Aegean tension already taking a toll
Turkey’s decision to escalate tension in the Aegean, certainly in terms of rhetoric, could lead to a military incident. It is a scenario that anyone with any common sense would want to avoid. A development of this nature would seriously damage Greece’s tourism industry – a fundamental pillar of the country’s economy.

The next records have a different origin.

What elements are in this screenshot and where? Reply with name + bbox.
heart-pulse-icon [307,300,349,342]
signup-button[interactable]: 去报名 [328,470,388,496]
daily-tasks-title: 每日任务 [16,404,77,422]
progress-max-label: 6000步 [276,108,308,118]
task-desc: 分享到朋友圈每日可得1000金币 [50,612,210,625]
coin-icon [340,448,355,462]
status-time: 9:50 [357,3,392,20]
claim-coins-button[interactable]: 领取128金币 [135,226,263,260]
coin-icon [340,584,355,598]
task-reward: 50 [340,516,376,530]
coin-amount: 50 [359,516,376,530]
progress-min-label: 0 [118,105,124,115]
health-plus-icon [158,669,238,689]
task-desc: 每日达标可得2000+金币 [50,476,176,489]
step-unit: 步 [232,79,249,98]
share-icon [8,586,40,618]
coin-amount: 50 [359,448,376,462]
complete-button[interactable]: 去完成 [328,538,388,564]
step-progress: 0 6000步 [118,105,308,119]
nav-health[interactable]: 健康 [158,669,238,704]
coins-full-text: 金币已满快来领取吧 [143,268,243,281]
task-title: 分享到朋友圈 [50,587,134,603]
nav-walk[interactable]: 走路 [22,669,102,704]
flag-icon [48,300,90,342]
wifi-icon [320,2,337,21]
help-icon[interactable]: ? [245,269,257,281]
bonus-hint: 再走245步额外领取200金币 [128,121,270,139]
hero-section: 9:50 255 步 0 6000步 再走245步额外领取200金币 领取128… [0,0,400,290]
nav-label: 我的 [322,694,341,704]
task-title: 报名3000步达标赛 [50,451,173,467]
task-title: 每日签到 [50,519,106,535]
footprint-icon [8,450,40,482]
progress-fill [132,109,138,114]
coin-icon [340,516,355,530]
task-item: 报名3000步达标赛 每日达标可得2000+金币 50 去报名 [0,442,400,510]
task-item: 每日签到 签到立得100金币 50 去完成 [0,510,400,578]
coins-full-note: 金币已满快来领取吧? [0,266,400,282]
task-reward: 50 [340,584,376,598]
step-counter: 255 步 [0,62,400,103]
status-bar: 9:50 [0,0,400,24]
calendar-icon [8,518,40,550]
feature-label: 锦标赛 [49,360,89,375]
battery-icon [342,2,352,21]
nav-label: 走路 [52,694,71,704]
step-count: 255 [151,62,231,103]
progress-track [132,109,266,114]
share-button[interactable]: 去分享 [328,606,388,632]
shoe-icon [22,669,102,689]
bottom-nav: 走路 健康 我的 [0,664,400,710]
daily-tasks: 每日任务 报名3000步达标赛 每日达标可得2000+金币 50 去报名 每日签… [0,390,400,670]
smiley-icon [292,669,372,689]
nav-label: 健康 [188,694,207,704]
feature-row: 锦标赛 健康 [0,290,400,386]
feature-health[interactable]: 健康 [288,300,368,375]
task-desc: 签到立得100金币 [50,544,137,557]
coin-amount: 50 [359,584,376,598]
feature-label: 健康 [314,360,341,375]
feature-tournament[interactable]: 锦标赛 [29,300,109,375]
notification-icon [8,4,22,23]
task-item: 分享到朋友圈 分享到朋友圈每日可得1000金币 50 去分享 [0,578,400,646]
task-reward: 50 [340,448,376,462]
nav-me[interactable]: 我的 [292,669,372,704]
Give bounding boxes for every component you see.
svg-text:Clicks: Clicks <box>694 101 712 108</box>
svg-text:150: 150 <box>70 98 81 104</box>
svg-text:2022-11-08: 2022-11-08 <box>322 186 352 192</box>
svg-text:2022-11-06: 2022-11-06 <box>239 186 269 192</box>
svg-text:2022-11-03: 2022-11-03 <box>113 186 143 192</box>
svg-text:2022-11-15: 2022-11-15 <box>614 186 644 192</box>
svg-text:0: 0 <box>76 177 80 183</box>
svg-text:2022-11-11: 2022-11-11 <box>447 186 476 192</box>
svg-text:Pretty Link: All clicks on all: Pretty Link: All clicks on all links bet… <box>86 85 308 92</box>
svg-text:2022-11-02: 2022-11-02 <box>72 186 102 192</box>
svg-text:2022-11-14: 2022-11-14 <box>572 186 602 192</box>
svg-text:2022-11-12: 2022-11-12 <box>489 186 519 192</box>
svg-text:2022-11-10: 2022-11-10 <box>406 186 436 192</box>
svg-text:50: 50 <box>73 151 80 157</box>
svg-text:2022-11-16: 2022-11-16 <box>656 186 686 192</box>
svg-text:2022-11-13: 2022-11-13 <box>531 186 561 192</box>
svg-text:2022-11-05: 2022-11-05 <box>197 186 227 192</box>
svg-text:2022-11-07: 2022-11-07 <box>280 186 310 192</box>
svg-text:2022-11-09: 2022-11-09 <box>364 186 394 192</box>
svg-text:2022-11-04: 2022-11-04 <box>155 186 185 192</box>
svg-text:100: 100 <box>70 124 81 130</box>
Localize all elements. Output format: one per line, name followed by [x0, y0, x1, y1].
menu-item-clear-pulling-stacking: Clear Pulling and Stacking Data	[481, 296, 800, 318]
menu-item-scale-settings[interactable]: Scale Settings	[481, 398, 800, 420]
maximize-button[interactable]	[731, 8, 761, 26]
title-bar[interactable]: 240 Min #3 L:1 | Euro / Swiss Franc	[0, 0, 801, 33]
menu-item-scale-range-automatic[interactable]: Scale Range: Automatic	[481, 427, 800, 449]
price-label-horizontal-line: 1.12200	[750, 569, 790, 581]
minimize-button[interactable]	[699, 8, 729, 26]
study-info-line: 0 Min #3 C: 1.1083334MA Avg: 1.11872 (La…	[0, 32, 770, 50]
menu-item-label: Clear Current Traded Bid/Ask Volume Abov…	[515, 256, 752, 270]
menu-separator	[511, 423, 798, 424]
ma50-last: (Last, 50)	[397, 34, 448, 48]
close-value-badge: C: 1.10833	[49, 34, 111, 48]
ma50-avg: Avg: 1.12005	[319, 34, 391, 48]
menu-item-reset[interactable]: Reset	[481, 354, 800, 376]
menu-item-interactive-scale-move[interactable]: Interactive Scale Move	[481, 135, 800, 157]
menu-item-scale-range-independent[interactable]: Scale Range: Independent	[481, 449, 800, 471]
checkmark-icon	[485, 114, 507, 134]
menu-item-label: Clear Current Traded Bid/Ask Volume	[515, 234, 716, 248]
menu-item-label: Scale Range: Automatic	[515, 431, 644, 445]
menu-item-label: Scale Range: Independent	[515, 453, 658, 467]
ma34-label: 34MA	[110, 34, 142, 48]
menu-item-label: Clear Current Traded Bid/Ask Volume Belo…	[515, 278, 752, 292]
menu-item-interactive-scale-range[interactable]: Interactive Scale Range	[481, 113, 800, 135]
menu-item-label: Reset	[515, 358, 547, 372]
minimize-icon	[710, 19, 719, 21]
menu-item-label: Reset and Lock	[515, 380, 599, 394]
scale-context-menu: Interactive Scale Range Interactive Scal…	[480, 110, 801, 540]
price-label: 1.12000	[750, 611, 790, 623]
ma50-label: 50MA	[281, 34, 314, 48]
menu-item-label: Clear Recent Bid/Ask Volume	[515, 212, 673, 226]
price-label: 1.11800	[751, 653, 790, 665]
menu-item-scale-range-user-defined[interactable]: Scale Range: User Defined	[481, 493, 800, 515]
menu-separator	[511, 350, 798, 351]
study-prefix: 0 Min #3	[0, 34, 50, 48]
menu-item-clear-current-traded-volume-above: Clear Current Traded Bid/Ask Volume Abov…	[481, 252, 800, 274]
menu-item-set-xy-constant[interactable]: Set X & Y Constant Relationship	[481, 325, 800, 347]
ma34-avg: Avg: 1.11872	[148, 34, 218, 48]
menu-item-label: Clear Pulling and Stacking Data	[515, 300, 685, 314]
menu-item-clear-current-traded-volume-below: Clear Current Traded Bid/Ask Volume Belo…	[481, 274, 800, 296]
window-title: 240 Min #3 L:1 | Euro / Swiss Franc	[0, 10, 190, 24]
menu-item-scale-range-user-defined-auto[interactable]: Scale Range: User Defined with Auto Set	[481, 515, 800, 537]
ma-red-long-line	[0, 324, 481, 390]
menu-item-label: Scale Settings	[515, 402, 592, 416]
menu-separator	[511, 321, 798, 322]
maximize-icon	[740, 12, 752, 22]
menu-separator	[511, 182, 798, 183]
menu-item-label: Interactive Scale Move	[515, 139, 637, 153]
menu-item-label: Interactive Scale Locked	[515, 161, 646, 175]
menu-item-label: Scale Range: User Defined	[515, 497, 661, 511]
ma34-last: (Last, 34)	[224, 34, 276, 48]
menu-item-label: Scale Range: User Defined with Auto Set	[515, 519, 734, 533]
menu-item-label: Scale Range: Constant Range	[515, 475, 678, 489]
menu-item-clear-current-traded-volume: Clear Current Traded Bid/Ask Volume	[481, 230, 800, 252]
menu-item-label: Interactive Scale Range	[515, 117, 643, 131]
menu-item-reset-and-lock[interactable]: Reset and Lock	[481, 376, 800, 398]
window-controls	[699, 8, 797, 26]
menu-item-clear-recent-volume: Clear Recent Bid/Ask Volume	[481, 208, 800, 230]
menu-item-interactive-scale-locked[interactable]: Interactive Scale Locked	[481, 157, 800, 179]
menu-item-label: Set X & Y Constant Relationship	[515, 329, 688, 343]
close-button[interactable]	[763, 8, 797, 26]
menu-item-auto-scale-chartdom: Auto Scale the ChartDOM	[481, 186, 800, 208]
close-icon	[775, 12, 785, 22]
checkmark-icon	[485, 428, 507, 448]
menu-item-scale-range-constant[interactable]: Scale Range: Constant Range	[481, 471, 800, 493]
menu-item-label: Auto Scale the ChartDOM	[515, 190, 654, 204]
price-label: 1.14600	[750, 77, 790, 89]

But Greece would not be the only one to suffer. Given the fact that Greece’s armed forces have the means and the strength to deal a hefty blow in the event of a Turkish offensive, the impact on Turkey’s economy, which is already rather wobbly, would be irreparable. President Recep Tayyip Erdogan would have to think twice before giving an order for military action, even if that were only for a few hours or minutes in the air. Such action would not be like Ankara’s operation against the lightly armed Kurdish forces in Afrin, on the other side of the Turkey’s border with Syria. There would be no winners in such a mini-conflict. Both sides would suffer losses in terms of human lives, weaponry and their economy. Turkey and Greece, as well as international businesses, have invested heavily in tourism both in the Aegean islands as well as along the Turkish coast. A potential conflict – what’s worse, ahead of the summer season – would be disastrous for all sides. For what American or European tourist would want to spend their vacation on a Greek island or in a Turkish coastal resort, instead of at a destination in Italy or Spain, after seeing images of falling fighter jets or sinking gunboats?
The economic repercussions from the arrest of the two Greek soldiers who accidentally crossed the border in the Evros region in early March are already being felt in Turkey. The flow of Greek visitors to Istanbul, Kesan and Edirne, as well as the coastal towns, has stopped, and the daily trips from Thessaloniki, Kavala, Alexandroupoli and Drama to the other side of the Evros River have been suspended, and Turkish businesses are feeling the implications. All that would have an impact on a reasonable leader. But there is no such leader across the Aegean, which means that anything is possible.
Erdogan cannot ignore the price his country would have to pay for overly ambitious aggressive action, but his megalomania, which he also seems to have passed on to his fellow countrymen, appears to trump all else.